家計全体を見渡して、どのくらい余裕があるかを考えた時、10万円以内ならどうにかなると思っていた。
家電には寿命がある。
その年に必要なものを買い替えて、余裕があれば翌年に繰り越して大きなものを買う。
それが俺なりの現実的なルールだった。
それでもお金を「守るだけ」にはしたくなくて、インデックス投資は40代後半から少しずつ始めていた。
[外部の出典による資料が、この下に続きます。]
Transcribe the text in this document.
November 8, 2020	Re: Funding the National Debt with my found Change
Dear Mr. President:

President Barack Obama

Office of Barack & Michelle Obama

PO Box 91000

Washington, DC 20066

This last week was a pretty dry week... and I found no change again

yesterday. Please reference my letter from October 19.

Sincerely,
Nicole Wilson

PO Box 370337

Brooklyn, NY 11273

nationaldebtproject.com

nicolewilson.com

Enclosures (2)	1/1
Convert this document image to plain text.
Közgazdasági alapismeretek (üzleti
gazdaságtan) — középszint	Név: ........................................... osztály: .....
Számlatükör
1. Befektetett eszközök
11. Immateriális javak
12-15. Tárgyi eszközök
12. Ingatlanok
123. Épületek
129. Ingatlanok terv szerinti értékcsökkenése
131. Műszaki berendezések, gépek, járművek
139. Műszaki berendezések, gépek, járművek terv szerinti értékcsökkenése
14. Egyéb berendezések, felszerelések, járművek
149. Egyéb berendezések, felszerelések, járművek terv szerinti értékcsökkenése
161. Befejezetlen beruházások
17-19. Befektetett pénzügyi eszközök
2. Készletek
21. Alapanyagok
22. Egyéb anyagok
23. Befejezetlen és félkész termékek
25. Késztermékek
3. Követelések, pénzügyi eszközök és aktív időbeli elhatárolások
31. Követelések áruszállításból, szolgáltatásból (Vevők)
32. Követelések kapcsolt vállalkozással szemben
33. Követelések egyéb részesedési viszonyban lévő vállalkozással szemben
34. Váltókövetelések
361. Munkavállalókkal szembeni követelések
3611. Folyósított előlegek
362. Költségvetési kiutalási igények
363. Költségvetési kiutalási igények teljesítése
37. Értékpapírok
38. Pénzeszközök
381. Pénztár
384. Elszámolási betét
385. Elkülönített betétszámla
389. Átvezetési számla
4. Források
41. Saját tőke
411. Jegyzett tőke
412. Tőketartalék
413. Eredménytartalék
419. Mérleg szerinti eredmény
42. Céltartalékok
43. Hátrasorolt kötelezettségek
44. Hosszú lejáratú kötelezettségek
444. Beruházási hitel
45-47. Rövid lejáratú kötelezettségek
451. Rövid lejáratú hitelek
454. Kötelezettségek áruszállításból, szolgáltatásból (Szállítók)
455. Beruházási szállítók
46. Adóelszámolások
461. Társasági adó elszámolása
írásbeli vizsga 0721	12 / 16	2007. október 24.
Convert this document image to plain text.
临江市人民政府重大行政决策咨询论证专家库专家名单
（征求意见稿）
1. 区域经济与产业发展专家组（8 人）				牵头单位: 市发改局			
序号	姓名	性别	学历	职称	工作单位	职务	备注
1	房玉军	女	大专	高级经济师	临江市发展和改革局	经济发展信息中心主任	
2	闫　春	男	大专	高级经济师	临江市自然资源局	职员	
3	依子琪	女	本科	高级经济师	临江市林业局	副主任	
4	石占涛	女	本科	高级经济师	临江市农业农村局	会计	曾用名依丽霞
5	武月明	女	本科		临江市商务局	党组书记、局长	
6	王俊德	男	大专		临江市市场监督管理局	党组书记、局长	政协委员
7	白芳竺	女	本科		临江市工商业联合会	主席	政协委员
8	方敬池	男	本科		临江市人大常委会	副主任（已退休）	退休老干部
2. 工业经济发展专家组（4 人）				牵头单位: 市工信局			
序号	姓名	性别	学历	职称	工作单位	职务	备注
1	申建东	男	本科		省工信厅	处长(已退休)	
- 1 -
ただ本格的に動かせるようになったのは50代に入ってからだ。
でも、自分の快適さにお金を使うことへの抵抗感は、まだ残っていた。
エアコンひとつ、家電ひとつ、自分のためになるものは後回しでいいと思っていた。
気づくのが遅かったかもしれない。
でも、手遅れになる前だった。
複利が効くかどうか
IHクッキングヒーターが壊れた時も、即決で5万円かけて交換した。
妻が毎日ボタンの反応に苦労しているのを見ていた。
毎日のストレスが減るなら、5万円は安いものだと思った。
エアコンの9万円も同じ発想だ。
快適な睡眠が取れれば、疲労回復が変わる。
翌日の思考が変わる。
仕事のパフォーマンスが変わる。
昨年の夏に感じたしんどさは、睡眠の質が落ちていたからだ。
その連鎖を断ち切るための9万円なら、安いものだと思った。
今、お金を使う基準はひとつになった。
複利が効くかどうか。
健康・時間・体験——そこに使ったお金は、時間が経つほど価値が増える。
逆に、節約してお金を手元に置いておくだけでは、何も増えない。
お金は道具だ。
目的じゃない。
支配が緩んだ日
エアコンを即決した後、不思議な気持ちになった。
お金に支配されていた頃の俺は、この安心感にお金を使えなかった。
今年の夏は、気持ちよく眠れる。
その安心感が、夏の訪れを待ち遠しく思わせてくれた。
妻のマインドも、これから一緒に変えていけたらいいと思っている。
それくらいの余裕が、53歳になってやっと出てきた。
お金を使う基準が「複利が効くかどうか」に変わった日から、お金は敵じゃなくなった。